I think I need to find a way to build and install dependencies in the cache but ignore anything that gets generated in my build folder (conan install --build=* ...), and then recreate a new build each time the setuptools module builds my project for a specific version of Python (conan install ...).

memsharded commented 1 month ago

I think I need to find a way to build and install dependencies in the cache but ignore anything that gets generated in my build folder (conan install --build=* ...), and then recreate a new build each time the setuptools module builds my project for a specific version of Python (conan install ...).

Yes, I might still be missing something, but in general there are 2 distinct flows here, and the flow of extracting artifacts from Conan packages to use them in other technology such as .deb debian packages or creating a Windows installer is by first having the Conan packages there, then doing something like conan install --requires=mypkg/1.0 --deployer=mydeployer.

Because when doing those wheels it is not only necessary the current binaries, but also if the transitive dependencies have shared libraries, it is necessary to "collect" them, extract them from the Conan cache and put them inside the wheel (in user folder). This is typically done with deployers or maybe even with a Conan custom command that further automates the creation of the installer.

This way the problem of the package creation, local development, etc is decoupled from the "deployment" flow. Maybe for this case, you might need to do some changes, but something like this could make sense:

I don't know if this makes sense for your use case, just some ideas from the usage we see by other users.

nyibbang commented 1 month ago

Because when doing those wheels it is not only necessary the current binaries, but also if the transitive dependencies have shared libraries, it is necessary to "collect" them, extract them from the Conan cache and put them inside the wheel (in user folder). This is typically done with deployers or maybe even with a Conan custom command that further automates the creation of the installer.

My goal was to stay as much as possible close to the Python workflow. This step in my case is handled by Python auditwheel repair utility. It reads the shared library in the wheel and copies the dependencies from the Conan cache.

Once dependencies were built with Conan, I could build my wheel just by running pip build -c ... and some args to specify the CMake toolchain file generated by Conan CMakeToolchain generator.
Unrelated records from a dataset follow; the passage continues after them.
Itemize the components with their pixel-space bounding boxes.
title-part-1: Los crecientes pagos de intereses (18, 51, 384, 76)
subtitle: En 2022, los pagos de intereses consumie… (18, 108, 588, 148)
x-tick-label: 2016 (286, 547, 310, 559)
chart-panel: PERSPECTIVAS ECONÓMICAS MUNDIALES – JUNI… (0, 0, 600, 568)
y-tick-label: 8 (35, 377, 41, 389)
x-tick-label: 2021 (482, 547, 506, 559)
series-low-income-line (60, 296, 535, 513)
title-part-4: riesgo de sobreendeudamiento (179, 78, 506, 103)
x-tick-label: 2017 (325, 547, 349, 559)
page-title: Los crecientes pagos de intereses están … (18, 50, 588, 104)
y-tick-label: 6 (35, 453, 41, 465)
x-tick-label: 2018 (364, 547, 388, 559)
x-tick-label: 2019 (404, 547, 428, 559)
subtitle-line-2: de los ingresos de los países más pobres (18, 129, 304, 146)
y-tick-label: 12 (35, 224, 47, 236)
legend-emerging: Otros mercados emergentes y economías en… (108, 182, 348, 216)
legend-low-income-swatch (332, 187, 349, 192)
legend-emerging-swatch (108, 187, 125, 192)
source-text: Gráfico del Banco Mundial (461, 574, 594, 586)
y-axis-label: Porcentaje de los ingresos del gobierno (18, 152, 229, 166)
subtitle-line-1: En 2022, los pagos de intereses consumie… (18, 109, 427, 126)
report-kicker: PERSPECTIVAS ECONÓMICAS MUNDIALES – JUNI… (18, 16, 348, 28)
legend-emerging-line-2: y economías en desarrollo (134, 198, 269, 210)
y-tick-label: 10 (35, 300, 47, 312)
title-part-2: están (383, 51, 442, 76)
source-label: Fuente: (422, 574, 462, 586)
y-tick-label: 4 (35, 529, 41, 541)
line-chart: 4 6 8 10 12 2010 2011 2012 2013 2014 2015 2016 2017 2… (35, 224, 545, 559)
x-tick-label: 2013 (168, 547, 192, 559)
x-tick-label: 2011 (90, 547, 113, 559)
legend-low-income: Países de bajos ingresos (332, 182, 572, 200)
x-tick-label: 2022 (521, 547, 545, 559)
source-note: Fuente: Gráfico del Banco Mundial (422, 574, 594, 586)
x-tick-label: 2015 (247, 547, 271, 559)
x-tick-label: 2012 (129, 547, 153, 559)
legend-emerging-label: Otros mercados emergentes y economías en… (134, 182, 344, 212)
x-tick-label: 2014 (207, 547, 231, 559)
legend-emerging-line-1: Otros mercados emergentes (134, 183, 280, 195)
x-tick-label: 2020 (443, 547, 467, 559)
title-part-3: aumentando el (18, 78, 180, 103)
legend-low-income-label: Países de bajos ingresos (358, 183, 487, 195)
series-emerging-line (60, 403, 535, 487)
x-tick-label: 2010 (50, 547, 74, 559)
This is really convenient because everything is then handled by the setuptools module that I was talking about (scikit-build-core) that interfaces with CMake and neatly places all libraries where they belong in the wheel archive, while generating all the metadata from the CMake install.

And because that workflow was really close to a more simple wheel project, I could use other tools such as cibuildwheel that automates the creation of the wheels for each platform and Python version that I target.

I would prefer staying in that workflow if possible, so I'll try to find a way to work out with this change in Conan. I'll probably just ignore the presets and directly target the toolchain file.